After returning to the US, Dr. Steitz started her own lab at Yale. “We were mostly interested in translation,” Dr. Steitz noted. “The way I got from translation to RNA processing had very much to do with where the thinking about molecular biology was in the early 1970s. It was a time when we knew the basics of DNA replication and about how RNA was transcribed with DNA.”
She added, “Most people considered the golden age of molecular biology was over because we knew about all of this.” However, Dr. Steitz’s work considerably advanced the understanding of RNA.
“Meeting Dr. Steitz and hearing her speak was such an incredible opportunity, especially because I also do research in RNA biology at a lab here at St. John’s,” said Elizabeth Chu, an undergraduate student majoring in Biology.
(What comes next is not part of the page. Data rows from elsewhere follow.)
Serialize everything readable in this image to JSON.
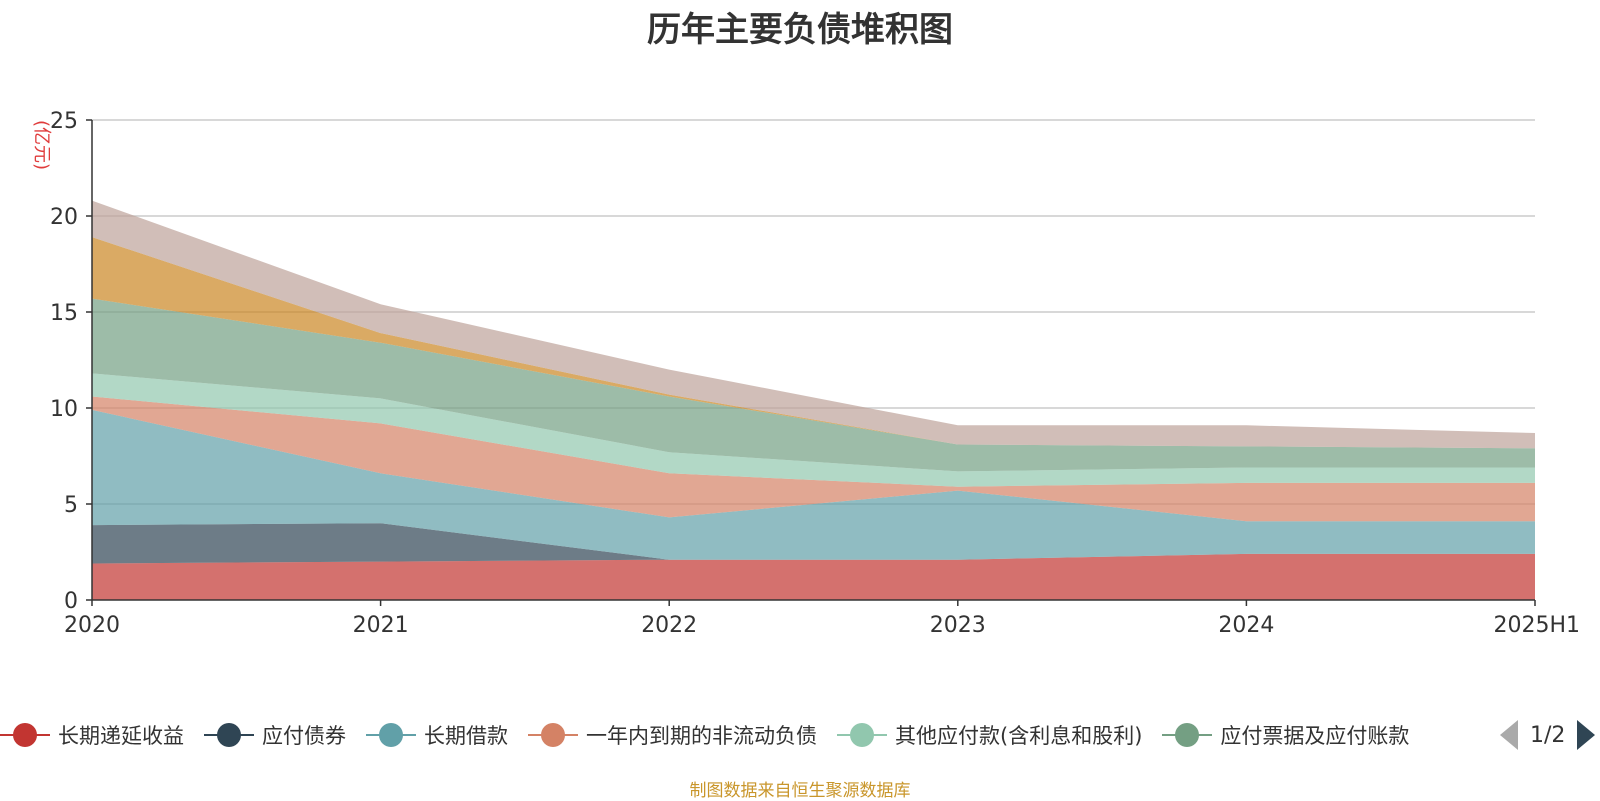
{
  "title": "历年主要负债堆积图",
  "source_note": "制图数据来自恒生聚源数据库",
  "legend_pager": {
    "text": "1/2"
  },
  "chart_data": {
    "type": "area",
    "stacked": true,
    "title": "历年主要负债堆积图",
    "ylabel": "(亿元)",
    "ylabel_color": "#e03c3c",
    "ylim": [
      0,
      25
    ],
    "yticks": [
      0,
      5,
      10,
      15,
      20,
      25
    ],
    "categories": [
      "2020",
      "2021",
      "2022",
      "2023",
      "2024",
      "2025H1"
    ],
    "grid": true,
    "legend_position": "bottom",
    "series": [
      {
        "name": "长期递延收益",
        "color": "#c23531",
        "values": [
          1.9,
          2.0,
          2.1,
          2.1,
          2.4,
          2.4
        ]
      },
      {
        "name": "应付债券",
        "color": "#2f4554",
        "values": [
          2.0,
          2.0,
          0,
          0,
          0,
          0
        ]
      },
      {
        "name": "长期借款",
        "color": "#61a0a8",
        "values": [
          6.0,
          2.6,
          2.2,
          3.6,
          1.7,
          1.7
        ]
      },
      {
        "name": "一年内到期的非流动负债",
        "color": "#d48265",
        "values": [
          0.7,
          2.6,
          2.3,
          0.2,
          2.0,
          2.0
        ]
      },
      {
        "name": "其他应付款(含利息和股利)",
        "color": "#91c7ae",
        "values": [
          1.2,
          1.3,
          1.1,
          0.8,
          0.8,
          0.8
        ]
      },
      {
        "name": "应付票据及应付账款",
        "color": "#749f83",
        "values": [
          3.9,
          2.9,
          2.9,
          1.4,
          1.1,
          1.0
        ]
      },
      {
        "name": "",
        "color": "#ca8622",
        "values": [
          3.2,
          0.5,
          0.1,
          0,
          0,
          0
        ]
      },
      {
        "name": "",
        "color": "#bda29a",
        "values": [
          1.9,
          1.5,
          1.3,
          1.0,
          1.1,
          0.8
        ]
      }
    ]
  }
}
“More and more evidence in recent years has shown the importance of noncoding RNA in normal physiological conditions, and Dr. Steitz certainly reinforced this with her recent work.”
She added, “Beyond her contributions to the Biological Sciences, I have reflected on Dr. Steitz’s pragmatic yet cheerful approach to life, despite the many challenges she faced as a female pioneer in RNA biology. It is a striking reminder of recent strides in equity and diversity, and how much work still remains.”
Sharona Priyev, a student in the B.S./M.S. program in Biology, was fascinated by Dr. Steitz’s lecture. “I found the entire idea of complementary base pairs to really be groundbreaking,” he said. “And to meet its discoverer, as well as further dive into its functions, was great.”
Desiree Sukhram, a graduate student earning a Master of Science degree in Biology, said, “It was an honor to listen to Dr. Steitz and speak with her afterward. It is so easy to forget how recently women were considered a side note in scientific history, only capable of assisting their male colleagues. Her career is a testament to how far our field has come in terms of equality. As a young woman of color working on my doctoral degree, I am excited for the future of female scientists.”
“Thanks to Dr. Steitz’s insightful lecture, I have learned that the cellular genome is too big to carry one specific function,” noted Marjola Deda, a Biology graduate student. “Furthermore, I believe that her extensive work on viral noncoding RNA is astounding. I am so happy that a woman in science has such a great impact on all of us.”